Minggu, Oktober 6, 2024

Bara Menyala di Baghdad dan Kurdistan

Ibnu Burdah
Ibnu Burdah
Pemerhati Timur Tengah dan Dunia Islam, Dosen UIN Sunan Kalijaga Yogyakarta.
Sebuah kendaraan militer pasukan federal Irak memasuki ladang minyak di Kirkuk, Irak, Senin (16/10). ANTARA FOTO/REUTERS/Stringer

Kendati masih dalam skala terbatas, konflik bersenjata antara pasukan Irak dan pasukan pemerintahan regional Kurdi sungguh mengkhawatirkan. Bentrok kecil itu berpotensi menyulut bara besar di simpul etnis-etnis besar di Timur Tengah: Arab, Kurdi, Turk, dan Persia. Ini medan paling berbahaya jika terjadi perang, sebab dimensi etnis, sektarian, dan hubungan antarnegara akan bercampur menjadi satu.
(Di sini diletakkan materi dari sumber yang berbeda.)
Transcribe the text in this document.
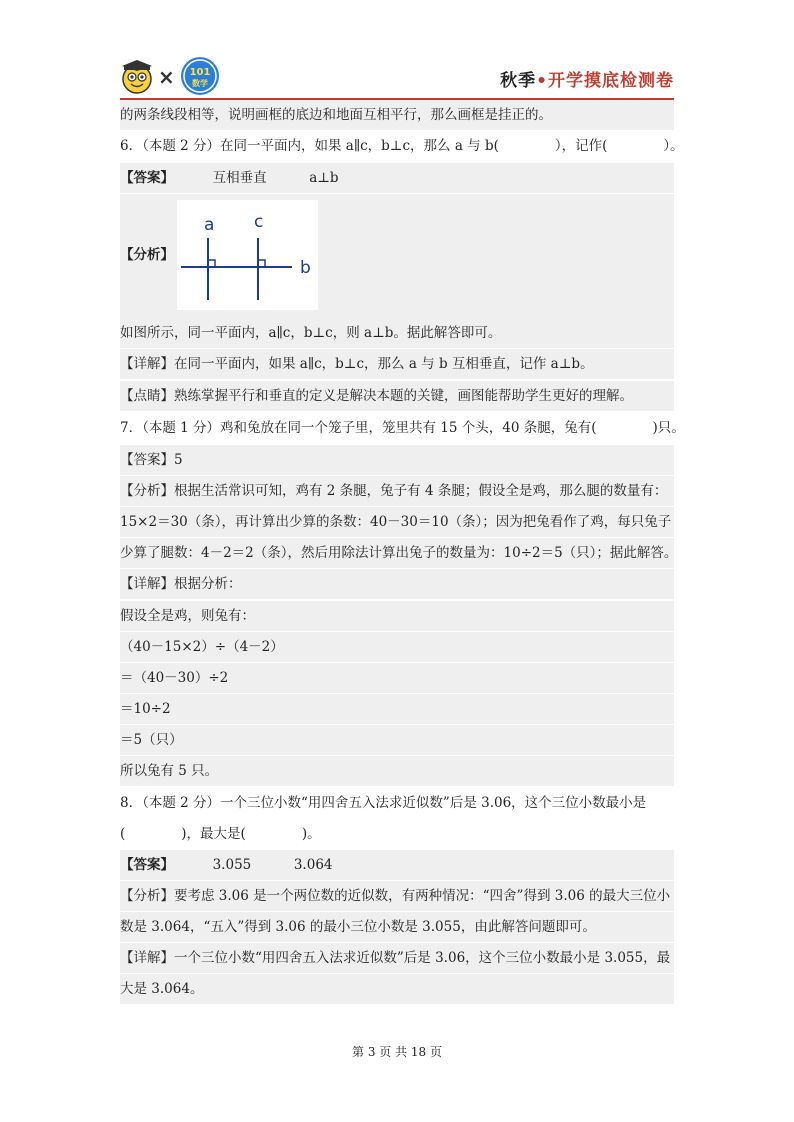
× 101
数学	秋季•开学摸底检测卷
的两条线段相等，说明画框的底边和地面互相平行，那么画框是挂正的。
6．（本题 2 分）在同一平面内，如果 a∥c，b⊥c，那么 a 与 b(	），记作(	）。
【答案】	互相垂直	a⊥b
【分析】
a c
b
如图所示，同一平面内，a∥c，b⊥c，则 a⊥b。据此解答即可。
【详解】在同一平面内，如果 a∥c，b⊥c，那么 a 与 b 互相垂直，记作 a⊥b。
【点睛】熟练掌握平行和垂直的定义是解决本题的关键，画图能帮助学生更好的理解。
7．（本题 1 分）鸡和兔放在同一个笼子里，笼里共有 15 个头，40 条腿，兔有(	)只。
【答案】5
【分析】根据生活常识可知，鸡有 2 条腿，兔子有 4 条腿；假设全是鸡，那么腿的数量有：
15×2＝30（条），再计算出少算的条数：40－30＝10（条）；因为把兔看作了鸡，每只兔子
少算了腿数：4－2＝2（条），然后用除法计算出兔子的数量为：10÷2＝5（只）；据此解答。
【详解】根据分析：
假设全是鸡，则兔有：
（40－15×2）÷（4－2）
＝（40－30）÷2
＝10÷2
＝5（只）
所以兔有 5 只。
8．（本题 2 分）一个三位小数“用四舍五入法求近似数”后是 3.06，这个三位小数最小是
(	)，最大是(	)。
【答案】	3.055	3.064
【分析】要考虑 3.06 是一个两位数的近似数，有两种情况：“四舍”得到 3.06 的最大三位小
数是 3.064，“五入”得到 3.06 的最小三位小数是 3.055，由此解答问题即可。
【详解】一个三位小数“用四舍五入法求近似数”后是 3.06，这个三位小数最小是 3.055，最
大是 3.064。
第 3 页 共 18 页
Tentara Irak yang didukung paramiliter Syiah al-Hasyd al-Syabi telah menguasai tempat-tempat strategis di kota Kirkuk yang diperselisihkan. Bendera Irak kembali berkibar di kota itu dan di beberapa wilayah lain yang pernah direbut Peshmerga dari ISIS itu. Haedar al-Abbadi hanya menyebut operasi itu sebagai penegakan keamanan saja, belum deklarasi “perang”.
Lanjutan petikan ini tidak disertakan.